Member of Parliament for Kilgoris Constituency
- In office 8 August 2022 – Incumbent

Member of Parliament for Kilgoris Constituency
- In office 1992–2002

Minister of Internal Security

Kenya’s Envoy to China

Personal details
- Born: Kenya
- Education: University of Nairobi (LLB)
- Alma mater: University of Nairobi
- Occupation: Politician, Lawyer

= Julius Lekakeny Sunkuli =

Kenyan politician

Julius Lekakeny Sunkuli is a Kenyan politician.

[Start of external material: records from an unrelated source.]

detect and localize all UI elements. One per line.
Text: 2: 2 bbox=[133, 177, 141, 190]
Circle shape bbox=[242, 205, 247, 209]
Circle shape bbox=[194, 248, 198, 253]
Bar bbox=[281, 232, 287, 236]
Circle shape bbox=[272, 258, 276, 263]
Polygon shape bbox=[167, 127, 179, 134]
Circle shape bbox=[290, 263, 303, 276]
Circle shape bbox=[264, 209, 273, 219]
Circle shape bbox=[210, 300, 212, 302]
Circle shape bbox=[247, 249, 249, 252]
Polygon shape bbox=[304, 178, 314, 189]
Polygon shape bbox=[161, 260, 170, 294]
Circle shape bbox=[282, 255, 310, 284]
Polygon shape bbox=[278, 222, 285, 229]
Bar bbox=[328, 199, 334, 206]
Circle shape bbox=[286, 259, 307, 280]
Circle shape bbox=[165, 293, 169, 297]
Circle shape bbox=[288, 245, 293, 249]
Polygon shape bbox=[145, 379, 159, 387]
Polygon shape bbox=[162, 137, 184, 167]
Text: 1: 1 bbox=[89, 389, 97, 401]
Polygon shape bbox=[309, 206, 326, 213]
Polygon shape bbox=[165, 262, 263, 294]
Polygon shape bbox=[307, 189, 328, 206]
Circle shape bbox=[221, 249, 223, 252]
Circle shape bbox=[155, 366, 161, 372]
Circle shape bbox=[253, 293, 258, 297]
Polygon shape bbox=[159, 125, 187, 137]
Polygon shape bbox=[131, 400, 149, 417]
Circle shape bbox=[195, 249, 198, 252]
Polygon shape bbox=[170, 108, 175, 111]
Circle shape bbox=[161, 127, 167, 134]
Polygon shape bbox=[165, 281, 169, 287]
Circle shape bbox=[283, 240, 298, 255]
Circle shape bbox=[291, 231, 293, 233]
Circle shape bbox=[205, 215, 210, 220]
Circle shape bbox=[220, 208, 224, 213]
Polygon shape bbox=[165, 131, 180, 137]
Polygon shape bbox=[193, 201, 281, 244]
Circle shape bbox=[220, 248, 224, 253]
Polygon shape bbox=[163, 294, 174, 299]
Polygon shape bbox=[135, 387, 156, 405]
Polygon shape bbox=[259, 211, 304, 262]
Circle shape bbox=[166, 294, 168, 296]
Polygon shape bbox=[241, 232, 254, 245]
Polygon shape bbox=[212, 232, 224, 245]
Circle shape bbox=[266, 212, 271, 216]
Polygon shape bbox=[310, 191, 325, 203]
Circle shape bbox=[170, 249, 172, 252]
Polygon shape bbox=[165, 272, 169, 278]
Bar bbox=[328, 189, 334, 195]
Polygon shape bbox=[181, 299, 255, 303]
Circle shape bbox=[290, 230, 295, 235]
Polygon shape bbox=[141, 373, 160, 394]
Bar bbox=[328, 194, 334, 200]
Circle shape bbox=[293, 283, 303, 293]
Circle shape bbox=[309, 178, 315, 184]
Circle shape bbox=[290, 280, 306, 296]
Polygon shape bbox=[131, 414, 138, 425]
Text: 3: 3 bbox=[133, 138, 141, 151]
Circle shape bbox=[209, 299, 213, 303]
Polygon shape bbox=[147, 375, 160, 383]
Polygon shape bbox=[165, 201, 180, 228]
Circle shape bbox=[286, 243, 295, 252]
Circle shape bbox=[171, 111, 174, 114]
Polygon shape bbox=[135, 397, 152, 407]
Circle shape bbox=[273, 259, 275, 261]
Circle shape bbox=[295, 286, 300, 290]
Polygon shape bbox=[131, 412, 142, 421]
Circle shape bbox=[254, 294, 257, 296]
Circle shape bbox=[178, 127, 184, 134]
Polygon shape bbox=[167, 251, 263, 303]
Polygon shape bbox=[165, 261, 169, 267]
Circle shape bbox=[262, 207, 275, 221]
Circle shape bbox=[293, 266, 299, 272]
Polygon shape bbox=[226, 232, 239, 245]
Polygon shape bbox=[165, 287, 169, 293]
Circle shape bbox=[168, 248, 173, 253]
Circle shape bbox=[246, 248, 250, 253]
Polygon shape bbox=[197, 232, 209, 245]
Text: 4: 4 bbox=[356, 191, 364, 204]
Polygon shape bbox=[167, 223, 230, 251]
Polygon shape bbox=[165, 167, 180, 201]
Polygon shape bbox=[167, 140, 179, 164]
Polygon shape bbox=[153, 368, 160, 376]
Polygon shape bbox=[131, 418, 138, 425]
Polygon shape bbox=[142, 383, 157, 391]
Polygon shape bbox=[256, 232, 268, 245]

He is currently a member of parliament in the National Assembly Representing Kilgoris constituency having been elected back on 8 August 2022. He previously represented the Kilgoris Constituency in the National Assembly of Kenya in between 1992 and 2002. He went to Kilgoris Secondary school between 1978 and 1981 where he later joined University of Nairobi where he studied LLB. He went to kericho law court and served as a judge before joining politics in 1992. He was Minister of State for Defence from 2000 to 2003. He was recently Kenya's envoy to China, prior to resigning to the Narok County senator's seat in the 2013 general election

In August 2022, the former internal security minister Julius Sunkuli has made a comeback to elective politics as Kilgoris MP-elect after 20 years outside Parliament.

==Rape Allegations==
In 1999, two schoolgirls claimed they had been raped by Mr Sunkuli, who was then a cabinet minister in the government of Daniel Arap Moi . Sunkuli is alleged to have offered money for an abortion, but the girl, a fourteen-year-old named Florence, decided to keep her baby. A catholic priest John Anthony Kaiser put the girls in touch with the Kenyan Federation of Women Lawyers, FIDA-Kenya. The attorneys submitted the evidence to the government, but Sunkuli was never charged. Instead, police stormed the building where the girls were hiding.